Military horses run loose in central London, injuring 4 people and causing havoc


Several military horses bolted during routine exercises near King Charles III's main residence in London on Wednesday and ran loose through the center of the city, injuring at least four people and colliding with vehicles during the morning rush hour.

Chaos erupted when about seven horses from the Household Cavalry became spooked by noise caused by nearby construction workers while the animals were taking exercise in Belgravia, a swanky neighborhood just to the west of Buckingham Palace, British media reported.
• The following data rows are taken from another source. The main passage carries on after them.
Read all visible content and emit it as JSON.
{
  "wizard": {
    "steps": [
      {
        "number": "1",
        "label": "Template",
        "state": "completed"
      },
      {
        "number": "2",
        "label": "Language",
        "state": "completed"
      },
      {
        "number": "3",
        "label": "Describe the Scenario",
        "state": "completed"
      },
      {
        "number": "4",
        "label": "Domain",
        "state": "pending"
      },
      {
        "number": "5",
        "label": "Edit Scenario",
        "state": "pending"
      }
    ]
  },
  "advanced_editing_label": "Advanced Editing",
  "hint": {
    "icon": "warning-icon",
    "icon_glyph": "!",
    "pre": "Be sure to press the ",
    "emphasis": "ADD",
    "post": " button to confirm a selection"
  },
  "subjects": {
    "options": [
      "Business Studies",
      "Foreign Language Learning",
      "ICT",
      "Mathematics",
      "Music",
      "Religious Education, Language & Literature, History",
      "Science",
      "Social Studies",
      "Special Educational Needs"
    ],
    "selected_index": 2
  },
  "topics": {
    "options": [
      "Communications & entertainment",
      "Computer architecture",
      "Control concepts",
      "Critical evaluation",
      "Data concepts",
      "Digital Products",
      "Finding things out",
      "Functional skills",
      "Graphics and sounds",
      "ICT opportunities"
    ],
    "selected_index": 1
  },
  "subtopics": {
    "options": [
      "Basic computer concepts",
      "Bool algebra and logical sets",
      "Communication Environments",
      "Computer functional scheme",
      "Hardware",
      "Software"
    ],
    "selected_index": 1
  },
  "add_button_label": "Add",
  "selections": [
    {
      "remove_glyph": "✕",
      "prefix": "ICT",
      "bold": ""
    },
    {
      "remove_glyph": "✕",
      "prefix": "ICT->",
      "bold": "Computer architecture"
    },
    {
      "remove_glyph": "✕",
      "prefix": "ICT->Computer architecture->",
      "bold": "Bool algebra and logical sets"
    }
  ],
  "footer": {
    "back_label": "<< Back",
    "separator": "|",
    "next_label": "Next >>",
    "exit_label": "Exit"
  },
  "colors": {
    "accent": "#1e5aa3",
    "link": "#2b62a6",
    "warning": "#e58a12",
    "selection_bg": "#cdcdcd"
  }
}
The riderless horses galloped down main roads in central London, running into vehicles and stunning commuters as they headed to work. The horses were all captured shortly after and and are undergoing medical tests, officials said.

Pictures and videos shared widely across social media showed two of the horses running at speed down Aldwych, in between London's historic financial center and the busy West End theater district.

One of the horses had its front covered by what appeared to be blood or red paint. The Army has not yet confirmed whether it was blood or what caused the injury.

Megan Morra, who was on her way to work, told the BBC that she saw one of the horses had a head injury.

"There was a lot of blood," she said. "I was a bit distressed to be honest, looking at the poor horse."

A taxi waiting near Buckingham Palace appeared to have a car window smashed by a spooked horse, while a parked double-decker tour bus had its windshield damaged.

"All of the horses have now been recovered and returned to camp," an Army spokesperson said. "A number of personnel and horses have been injured and are receiving the appropriate medical attention."

The London Ambulance Service said it treated four people across three separate incidents in the space of ten minutes after the horses ran amok around 8:30 a.m.

The horses are from the Household Cavalry, the ceremonial guard of the monarch and a regular feature of state functions in London.

Two of the horses were later contained in Limehouse, around 4 miles (6 kms) east of central London, City of London police said.